The specific characteristics of these categories are described below. Generally a municipality resembles the division of power at the national level. A municipality council functions as a legislative branch of government, while the municipal executive board constitutes the executive branch. Voters elect the municipal council, whereas the mayor of the council elects the chief executive. The mayor then appoints 2-4 councilors as members of the executive board. The council may approve or disapprove of the executive board’s policies and plans. However, the council cannot recall or dissolve the executive board but can suggest the provincial governor, who acts in the name of the Minister of Interior, to dissolve the executive board to recall the mayor. Actual power is in the hands of the provincial governor who is a representative of the central government.

Figure 4. Municipal Structure

Municipal Structure

City of Pattaya

Pattaya is a tourist resort city on the east coast of the Gulf of Thailand. The Government of this city takes the form of a council-manager. This form of local government has only been experimented with in Pattaya. The City of Pattaya was established in 1978, has a population of 29,000 and covers 22 square kilometres of urban community and 186 square kilometres of rural districts on 3 islands. The City Council has 17 members, 9 of them are elected while 8 are appointed. A manager is hired by the City Council on a 4-year contract to govern the city and may hire 2 deputy managers. The manager answers to the City Council and manages the city according to policy guidelines given by the Council.
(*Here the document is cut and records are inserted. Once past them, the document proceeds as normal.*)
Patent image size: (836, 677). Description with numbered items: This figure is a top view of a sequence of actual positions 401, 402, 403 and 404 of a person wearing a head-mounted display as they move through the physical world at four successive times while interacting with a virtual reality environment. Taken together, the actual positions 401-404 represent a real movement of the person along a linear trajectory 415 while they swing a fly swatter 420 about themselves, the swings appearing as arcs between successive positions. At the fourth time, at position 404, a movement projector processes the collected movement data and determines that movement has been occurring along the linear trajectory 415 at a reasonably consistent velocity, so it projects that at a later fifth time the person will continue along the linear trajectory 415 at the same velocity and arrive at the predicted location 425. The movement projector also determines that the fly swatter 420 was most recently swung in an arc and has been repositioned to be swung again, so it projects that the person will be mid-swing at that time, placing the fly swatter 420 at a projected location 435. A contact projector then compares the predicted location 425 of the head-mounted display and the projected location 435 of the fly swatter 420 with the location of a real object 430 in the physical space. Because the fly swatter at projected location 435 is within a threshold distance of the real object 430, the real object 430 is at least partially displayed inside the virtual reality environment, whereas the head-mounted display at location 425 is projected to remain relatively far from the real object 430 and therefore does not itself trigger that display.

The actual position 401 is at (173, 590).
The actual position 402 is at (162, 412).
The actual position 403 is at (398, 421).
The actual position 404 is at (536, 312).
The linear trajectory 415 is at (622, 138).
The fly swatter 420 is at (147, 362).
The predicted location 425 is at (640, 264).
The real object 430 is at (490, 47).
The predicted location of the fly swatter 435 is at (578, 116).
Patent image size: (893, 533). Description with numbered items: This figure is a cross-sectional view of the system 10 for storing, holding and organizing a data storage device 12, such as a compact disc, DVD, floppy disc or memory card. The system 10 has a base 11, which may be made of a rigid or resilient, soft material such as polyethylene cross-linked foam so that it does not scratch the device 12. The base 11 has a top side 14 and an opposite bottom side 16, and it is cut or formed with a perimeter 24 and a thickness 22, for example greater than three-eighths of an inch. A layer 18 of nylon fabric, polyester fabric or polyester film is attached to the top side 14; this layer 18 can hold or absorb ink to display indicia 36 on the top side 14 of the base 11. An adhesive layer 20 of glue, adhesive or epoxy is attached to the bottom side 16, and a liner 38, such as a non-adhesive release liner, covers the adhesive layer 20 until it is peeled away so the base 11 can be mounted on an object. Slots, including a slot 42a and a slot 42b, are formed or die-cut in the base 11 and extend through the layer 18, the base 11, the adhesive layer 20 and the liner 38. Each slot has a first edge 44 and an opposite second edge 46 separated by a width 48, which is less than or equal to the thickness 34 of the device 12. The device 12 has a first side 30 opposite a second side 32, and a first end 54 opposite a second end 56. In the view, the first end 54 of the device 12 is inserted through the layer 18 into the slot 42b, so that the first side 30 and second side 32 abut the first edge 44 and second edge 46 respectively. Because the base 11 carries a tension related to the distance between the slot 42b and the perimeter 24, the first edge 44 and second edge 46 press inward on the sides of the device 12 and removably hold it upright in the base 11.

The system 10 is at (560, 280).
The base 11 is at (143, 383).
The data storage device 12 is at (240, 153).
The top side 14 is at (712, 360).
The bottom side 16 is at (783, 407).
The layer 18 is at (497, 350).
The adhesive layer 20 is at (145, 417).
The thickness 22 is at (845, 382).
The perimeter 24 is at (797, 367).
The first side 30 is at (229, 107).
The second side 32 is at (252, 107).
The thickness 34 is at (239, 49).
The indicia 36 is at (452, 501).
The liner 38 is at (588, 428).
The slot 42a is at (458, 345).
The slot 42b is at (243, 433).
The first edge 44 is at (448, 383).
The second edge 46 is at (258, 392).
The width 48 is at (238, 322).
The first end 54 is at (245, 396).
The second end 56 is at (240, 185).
Figure 5. Pattaya City Government Structure

City Structure, Pattaya

Provincial Administrative Organization (PAO)

The structure of a Provincial Administrative Organization is similar to that of a municipality. The organization comprises an elected provincial council that functions as a legislative branch and an executive board. Until 1997 the provincial governor was by law the chief executive of a PAO. The amendment of the Provincial Administrative Organization Act in 1997 allows a chief executive to be elected by the councilors. There are 75 councils in the country and thus 75 provincial administrative organizations. The Provincial Administrative Organization represents all rural areas of a province.

Figure 6. Provincial Administrative Organisation

Provincial Adminstrative Organisation

Tambon Administrative Organization (TOA)

A Tambon is a rural administrative division at a subdistrict level compromising of a few villages. Since 1972, every Tambon in the country has a Tambon council, a consultative body that gives advice to the chief of a Tambon. The chief and the Tambon council are part of the provincial administration under the supervision of a district officer and the provincial governor. In 1994 the latest TAO was established. By 1997 there were 2,761 TAOs throughout the country. The organization also takes the council-executive form of government. Members of a Tambon council are partly elected by voters and partly appointed by the provincial governor. The chief executive of the organization is the Kamnan who is appointed by the governor. The area of jurisdiction of a Tambon administrative organization overlaps with that of the provincial administrative organization (PAO) since a Tambon is a smaller division of a district and the district is a smaller division of a province. The districts and subdistricts are the administrative areas under the jurisdiction of PAO.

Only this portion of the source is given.